XML retrieval

XML-Retrieval, or XML Information Retrieval, is the content-based retrieval of documents structured with the eXtensible Markup Language (XML). As such it is used for computing relevance of XML-documents [7].

Most XML-Retrieval approaches do so based on techniques from the information retrieval (IR) area, e.g. by computing the similarity between a query consisting of keywords (= query terms) and the document. However, in XML-Retrieval the query can also contain structural hints. So called "content and structure" (CAS) queries enable users to specify what structure the requested content can or must have.
Taking advantage of the self-describing structure of XML-documents can improve the search for XML-documents significantly. This includes the use of CAS-queries, the weighting of different XML-elements differently and the focused retrieval of sub-documents.
Ranking in XML-Retrieval can incorporate both content relevance and structural similarity, which is the resemblance between the structure given in the query and the structure of the document. Also, the retrieval units resulting from an XML query may not always be entire documents, but can be any deeply nested XML elements, i.e. dynamic documents. The aim is to find the smallest retrieval unit that is highly relevant. Relevance can be defined according to the notion of specificity, which is the extent to which a retrieval unit focuses on the topic of request [4].

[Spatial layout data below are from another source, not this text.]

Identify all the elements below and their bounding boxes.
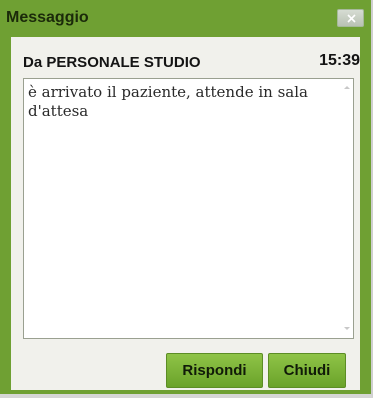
- message-textarea[interactable]: è arrivato il paziente, attende in sala …: [23, 78, 354, 339]
- scroll-up-icon[interactable]: [344, 86, 350, 89]
- close-button[interactable]: Chiudi: [268, 353, 346, 388]
- dialog-title: Messaggio: [6, 9, 89, 26]
- close-icon: [347, 14, 356, 23]
- message-text: è arrivato il paziente, attende in sala …: [28, 83, 308, 120]
- titlebar-close-button[interactable]: [337, 9, 364, 27]
- message-dialog: Messaggio Da PERSONALE STUDIO 15:39 è ar…: [0, 0, 373, 398]
- sender-label: Da PERSONALE STUDIO: [23, 54, 201, 71]
- dialog-body: Da PERSONALE STUDIO 15:39 è arrivato il …: [11, 37, 360, 390]
- title-bar[interactable]: Messaggio: [0, 0, 371, 36]
- reply-button[interactable]: Rispondi: [166, 353, 263, 388]
- vertical-scrollbar[interactable]: [341, 79, 353, 338]
- scroll-down-icon[interactable]: [344, 327, 350, 330]
- message-time: 15:39: [319, 52, 360, 69]
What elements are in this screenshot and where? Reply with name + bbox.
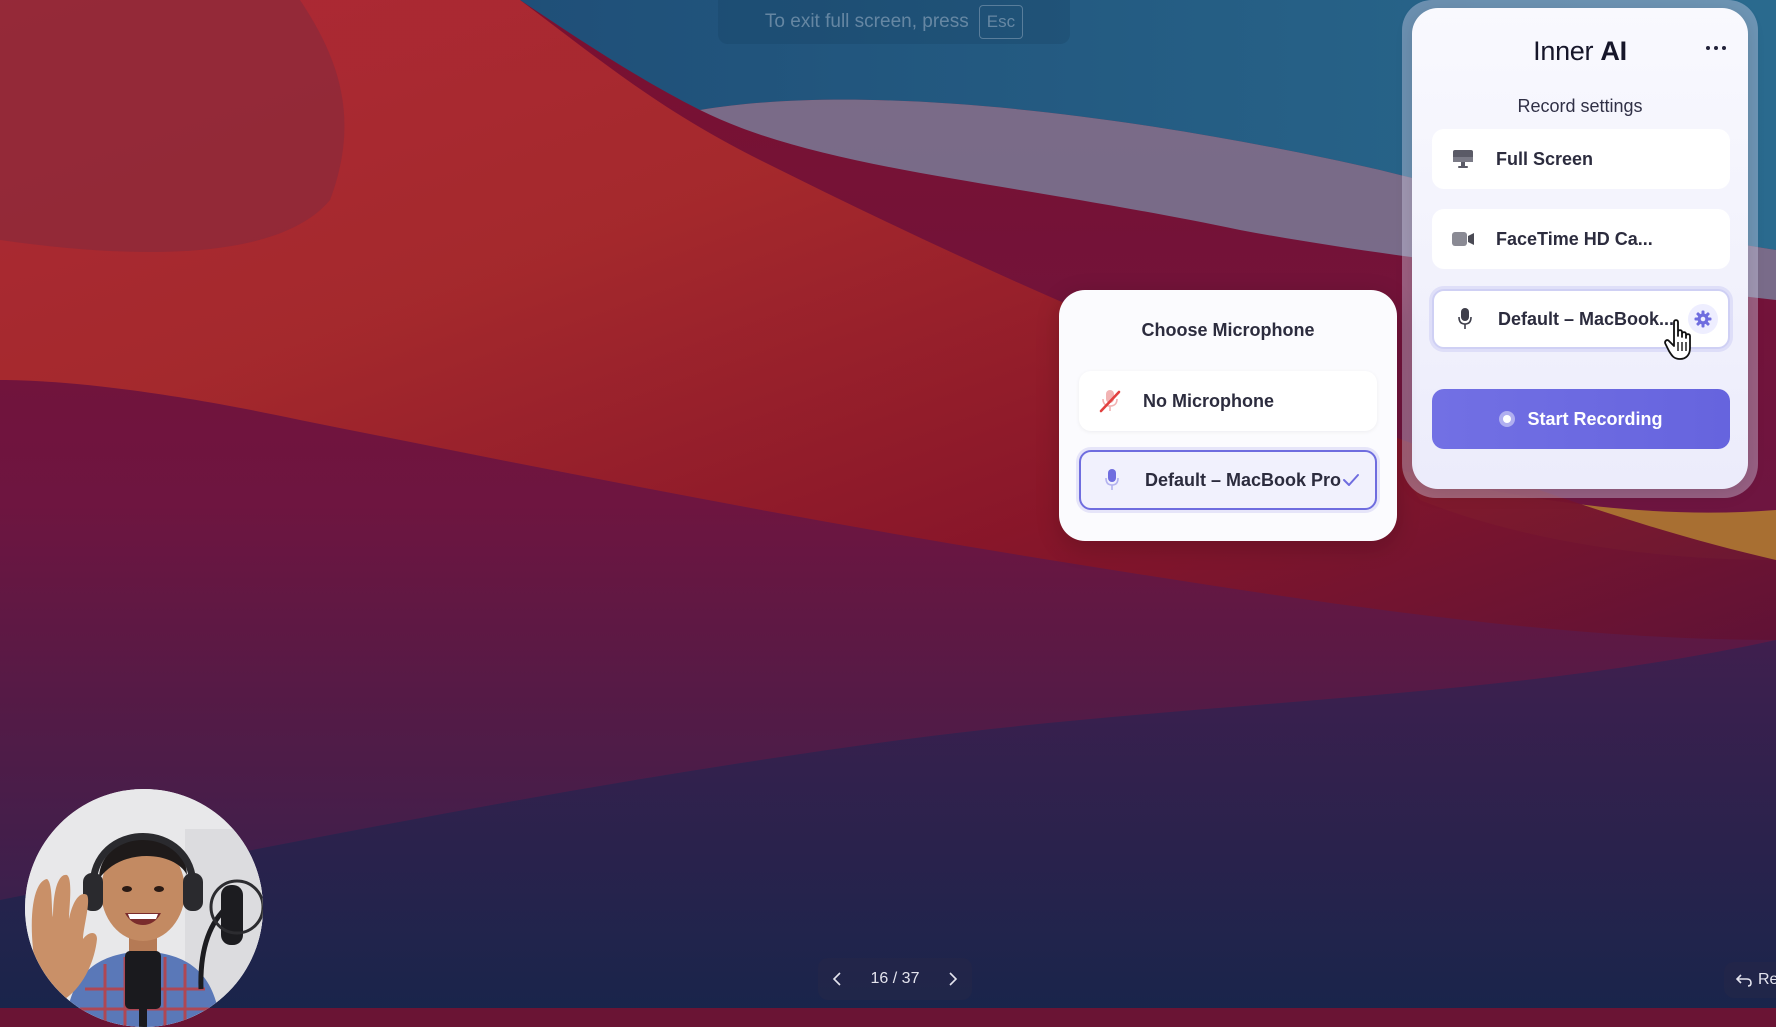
microphone-icon: [1099, 467, 1125, 493]
no-microphone-label: No Microphone: [1143, 390, 1274, 411]
start-recording-label: Start Recording: [1527, 408, 1663, 429]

An Overview of existing approaches is given in [1] and [5]. The INitiative for the Evaluation of XML-Retrieval (INEX) was founded in 2002 and provides a platform for evaluating such algorithms [4]. Three different areas influence XML-Retrieval [2]:

• Traditional XML query languages:
Query languages such as the W3C standard XQuery [8] supply complex queries, but only look for exact matches. Therefore, they need to be extended to allow for vague search with relevance computing. Most XML-centred approaches imply a quite exact knowledge of the documents’ schemas [6].
• Databases:
Classic database systems have adopted the possibility to store semi-structured data [2] and resulted in the development of XML-databases. Often, they are very formal, concentrate more on searching than on ranking, and are used by experienced users able to formulate complex queries.
• Information Retrieval:
Classic Information Retrieval models such as the Vector Space Model provide relevance ranking, but do not include document structure; only flat queries are supported. Also, they apply a static document concept, so that retrieval units usually are entire documents [6]. They can be extended to consider structural information and dynamic document retrieval. Examples for approaches extending the Vector Space Model are [3] and [6]: they use document subtrees (index terms plus structure) as dimensions of the vector space.

References:

[1] Amer-Yahia, S.; Lalmas, Mounia: XML Search: Languages, INEX and Scoring. SIGMOD Rec. Vol. 35, No. 4, 2006.
[2] Fuhr, Norbert; Gövert, N.; Kazai, Gabriella; Lalmas, Mounia (eds.): INitiative for the Evaluation of XML Retrieval (INEX).
In: Proc. of the First INEX Workshop, Dagstuhl, Germany, 2002, ERCIM Workshop Proceedings, France, 2003. [3] Liu, S.; Zou, Q.; Chu, W.: Configurable Indexing and Ranking for XML Information Retrieval.
In: Proc. of the 27th Annual International ACM SIGIR Conference, ACM Press, 2004.
[4] Malik, Sadia; Trotman, Andrew; Lalmas, Mounia; Fuhr, Norbert: Overview of INEX 2006.
In: Proc. of the Fifth Workshop of the INitiative for the Evaluation of XML Retrieval, Germany, 2007.
[5] Pal, Sukomal: XML Retrieval – A Survey. 2007, Technical Report, CVPR, [1].
[6] Schlieder, Torsten; Meuss, H.: Querying and Ranking XML Documents. Journal of the American Society for Information Science and Technology, Vol. 53, No. 6, 2002.
[7] Winter, Judith; Drobnik, Oswald: An Architecture for XML Information Retrieval in a Peer-to-Peer Environment.
ACM PIKM2007 at ACM 16th Conference on Information and Knowledge Management (CIKM 2007), Lisbon, Portugal, 2007.
[8] World Wide Web Consortium: XQuery 1.0: An XML Query Language. W3C Recommendation, 23. Jan. 2007, http://www.w3.org/TR/xquery/.